Under legislation governing the formation of a devolved administration in Belfast, the Government assumes a legal duty to call a snap Assembly election once a deadline for forming a ministerial Executive is passed.
However, in the face of a series of missed deadlines in the current powersharing impasse, the Government has repeatedly opted to pass fresh legislation to set new deadlines, rather than opting for an election.
Northern Ireland Secretary Chris Heaton Harris is set to do so again on Wednesday, albeit with a relatively short extension this time.
The move suggests the Government remains hopeful that a settlement can be reached within the next two weeks to enable powersharing to return to Northern Ireland.
The devolved institutions at Stormont have been collapsed for almost two years as a result of a DUP boycott in protest against the post-Brexit trade barriers between Great Britain and Northern Ireland.
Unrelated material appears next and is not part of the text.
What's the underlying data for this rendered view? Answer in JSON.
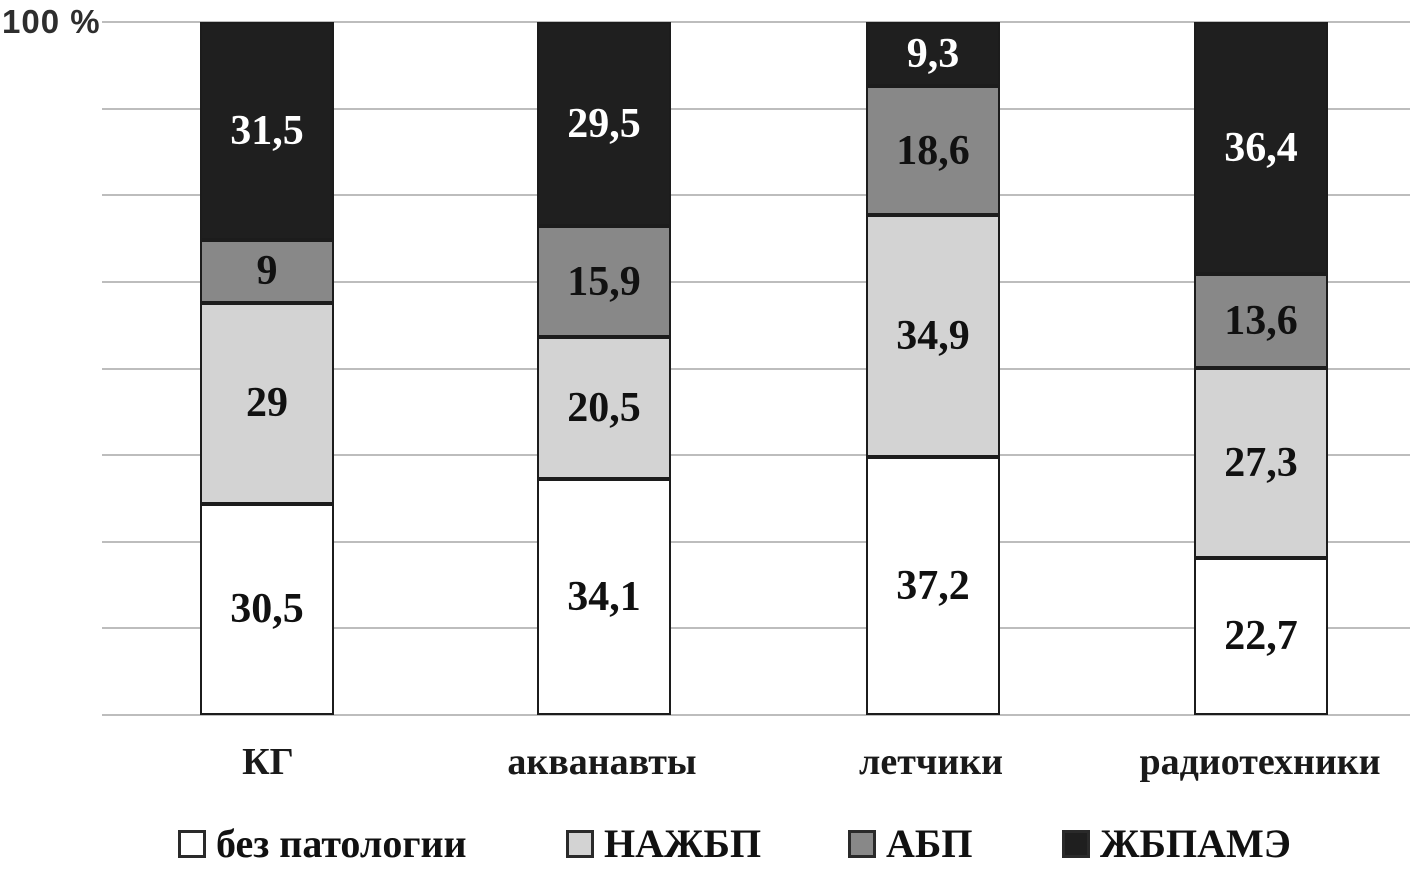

Senior DUP figures held discussions on Friday amid mounting speculation that the unionist party was preparing to make a call on whether or not to accept a Government deal aimed at addressing its concerns.
Ultimately no decision was taken at that meeting, with party leader Sir Jeffrey Donaldson dismissing suggestions that it was a make-or-break encounter.
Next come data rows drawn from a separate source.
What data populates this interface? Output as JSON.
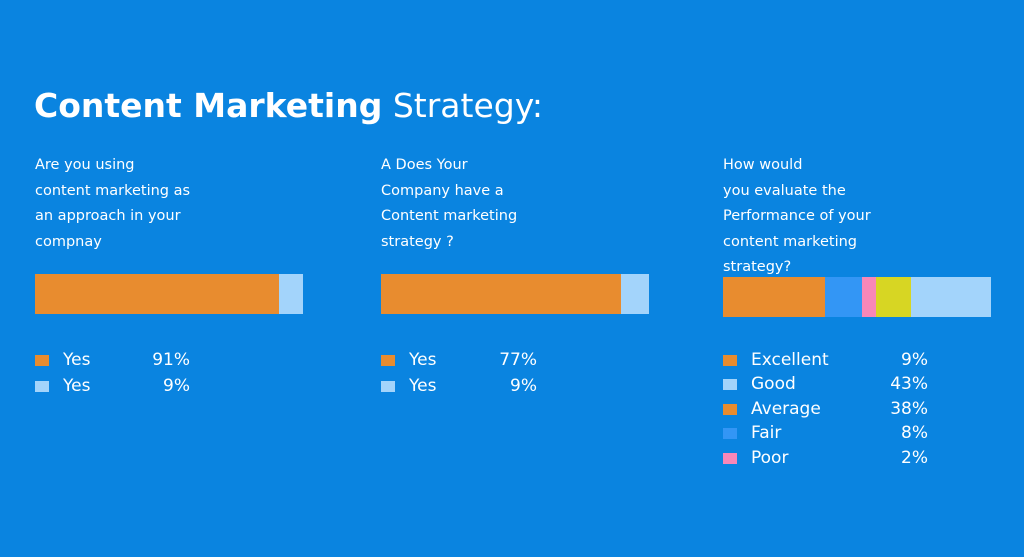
{
  "header": {
    "title_bold": "Content Marketing",
    "title_light": "Strategy:"
  },
  "colors": {
    "background": "#0a84e0",
    "orange": "#e88c2f",
    "light_blue": "#a3d4fb",
    "blue": "#3396f5",
    "pink": "#f887b8",
    "yellow": "#d7d623"
  },
  "chart_data": [
    {
      "type": "bar",
      "orientation": "horizontal-stacked",
      "title": "Are you using\ncontent marketing as\nan approach in your\ncompnay",
      "series": [
        {
          "name": "Yes",
          "value": 91,
          "value_label": "91%",
          "color": "#e88c2f"
        },
        {
          "name": "Yes",
          "value": 9,
          "value_label": "9%",
          "color": "#a3d4fb"
        }
      ]
    },
    {
      "type": "bar",
      "orientation": "horizontal-stacked",
      "title": "A Does Your\nCompany have a\nContent marketing\nstrategy ?",
      "series": [
        {
          "name": "Yes",
          "value": 77,
          "value_label": "77%",
          "color": "#e88c2f"
        },
        {
          "name": "Yes",
          "value": 9,
          "value_label": "9%",
          "color": "#a3d4fb"
        }
      ]
    },
    {
      "type": "bar",
      "orientation": "horizontal-stacked",
      "title": "How would\nyou evaluate the\nPerformance of your\ncontent marketing\nstrategy?",
      "series": [
        {
          "name": "Excellent",
          "value": 9,
          "value_label": "9%",
          "color": "#e88c2f"
        },
        {
          "name": "Good",
          "value": 43,
          "value_label": "43%",
          "color": "#a3d4fb"
        },
        {
          "name": "Average",
          "value": 38,
          "value_label": "38%",
          "color": "#e88c2f"
        },
        {
          "name": "Fair",
          "value": 8,
          "value_label": "8%",
          "color": "#3396f5"
        },
        {
          "name": "Poor",
          "value": 2,
          "value_label": "2%",
          "color": "#f887b8"
        }
      ],
      "bar_segments": [
        {
          "value": 38,
          "color": "#e88c2f"
        },
        {
          "value": 14,
          "color": "#3396f5"
        },
        {
          "value": 5,
          "color": "#f887b8"
        },
        {
          "value": 13,
          "color": "#d7d623"
        },
        {
          "value": 30,
          "color": "#a3d4fb"
        }
      ]
    }
  ]
}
However, party insiders maintain that the moment for the DUP to pass final judgment on the Government’s offer is approaching.
On Monday, Sir Jeffrey said an agreement with the Government over post-Brexit trading arrangements has still not been reached.
Instead, he said he will meet the Government again this week to address remaining concerns over the Windsor Framework that governs the movement of goods between Great Britain and Northern Ireland.
Sir Jeffrey must secure the backing of his party officers, and it is understood several of them believe the Government’s offer does not go far enough to warrant the party dropping its blockade on Stormont.
A loyalist activist group has launched a campaign calling on unionist politicians to remain out of Stormont until the so-called Irish Sea trade border has been removed.
Let’s Talk Loyalism has created a letter template for voters to send to unionist elected representatives that to return to Stormont without such a commitment would be a “dishonourable act of treachery”.